Ab 19. Februar steht John Neumeiers Die Kameliendame wieder auf dem Spielplan der Wiener Staatsoper. Mit seiner Ballettfassung von Alexandre Dumas’ d. J. Roman La dame aux camélias ist dem Choreographen nicht nur eine der beeindruckendsten tänzerischen sowie künstlerischen Auseinandersetzungen mit dem berühmten Stoff gelungen, sondern Neumeier hat mit Die Kameliendame auch eines der bedeutendsten Handlungsballette des 20. Jahrhunderts geschaffen.

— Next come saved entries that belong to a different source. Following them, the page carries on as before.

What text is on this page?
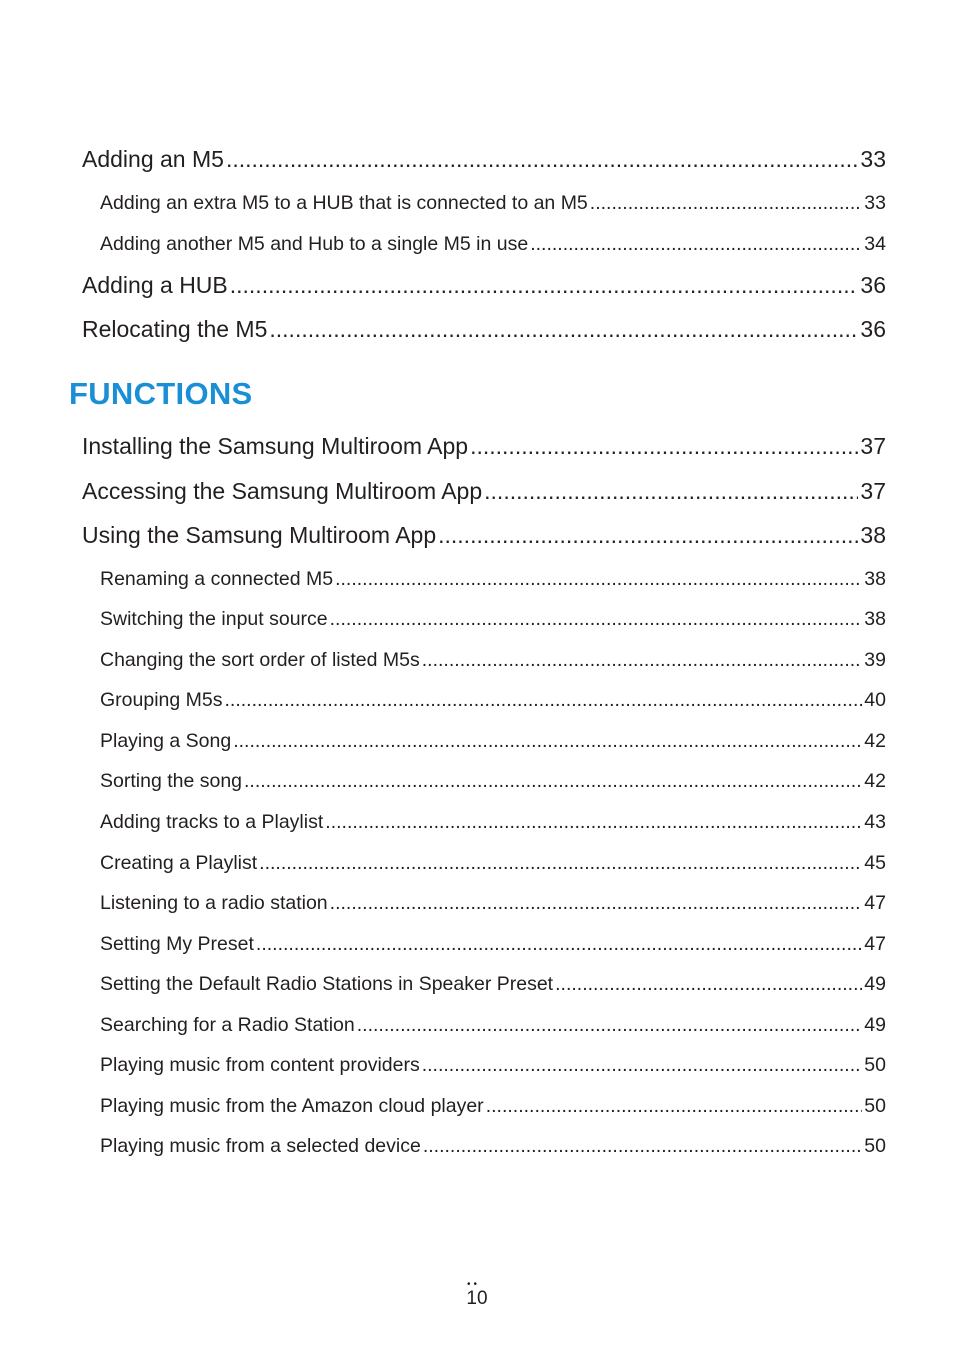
Adding an M5 .....	33
Adding an extra M5 to a HUB that is connected to an M5 .....	33
Adding another M5 and Hub to a single M5 in use .....	34
Adding a HUB .....	36
Relocating the M5 .....	36
FUNCTIONS
Installing the Samsung Multiroom App .....	37
Accessing the Samsung Multiroom App .....	37
Using the Samsung Multiroom App .....	38
Renaming a connected M5 .....	38
Switching the input source .....	38
Changing the sort order of listed M5s .....	39
Grouping M5s .....	40
Playing a Song .....	42
Sorting the song .....	42
Adding tracks to a Playlist .....	43
Creating a Playlist .....	45
Listening to a radio station .....	47
Setting My Preset .....	47
Setting the Default Radio Stations in Speaker Preset .....	49
Searching for a Radio Station .....	49
Playing music from content providers .....	50
Playing music from the Amazon cloud player .....	50
Playing music from a selected device .....	50
••
10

»Ich bin davon überzeugt, dass es die Ehrlichkeit einer Choreographie ist, die die Menschen überzeugt, nicht der Affekt. (…) Wenn man ehrlich inszeniert, sieht der Zuschauer auch einen Teil von sich auf der Bühne. Ich mache, was mein Herz bewegt.«

Bekommt man die Möglichkeit, John Neumeier in Proben zu beobachten, so stellt man schnell fest, wie intensiv seine Auseinandersetzung mit dem eigenen Werk immer noch ist – und das im Falle von der Kameliendame auch noch 47 Jahre nach der Uraufführung mit dem Stuttgarter Ballett. 

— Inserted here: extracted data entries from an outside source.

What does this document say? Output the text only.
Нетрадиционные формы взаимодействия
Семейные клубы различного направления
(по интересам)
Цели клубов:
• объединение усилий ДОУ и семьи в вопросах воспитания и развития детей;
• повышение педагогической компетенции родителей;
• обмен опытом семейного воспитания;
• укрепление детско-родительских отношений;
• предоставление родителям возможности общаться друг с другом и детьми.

An jeder Emotion, jedem Ausdruck, jeder noch so kleinsten Bewegung wird gefeilt, nicht nur mit den Solist*innen, sondern auch mit den Tänzer*innen des Corps de ballet, welche die Welt der Pariser Demi-Monde lebendig machen: »Ich ändere meine Stücke immer. Die Veränderung ist dabei aber meist eine Form von Klärung. 


Wenn man älter wird, soll man aus Erfahrung lernen und in der Lage sein, das, was man 47 Jahre lang sagen wollte, nun besser und deutlicher ausdrücken zu können. Es handelt sich nicht um essenzielle Änderungen, das Konzept des Balletts bleibt stets gleich, es geht eher um Nuancen«, so Neumeier, der tiefgehend mit dem Wiener Staatsballett im vergangenen Jahr an der Kameliendame geprobt hat.

Neumeier, der nicht nur zu den bedeutendsten Choreographen des 20. und 21. Jahrhunderts zählt, sondern auch das Genre »Literaturballett« nachhaltig geprägt hat, hat mit seiner choreographischen Interpretation der tragischen Liebesgeschichte der Kurtisane Marguerite Gautier und dem jungen Armand Duval ein Ballett geschaffen, in dem jede Bewegung Ausdruck einer Emotion ist, die Charaktere mit größter Klarheit, aber auch innerer Intention geschaffen sind und der dramaturgische Bau ganz der »modernen« Struktur des im 19. Jahrhundert geschriebenen Romans folgt. 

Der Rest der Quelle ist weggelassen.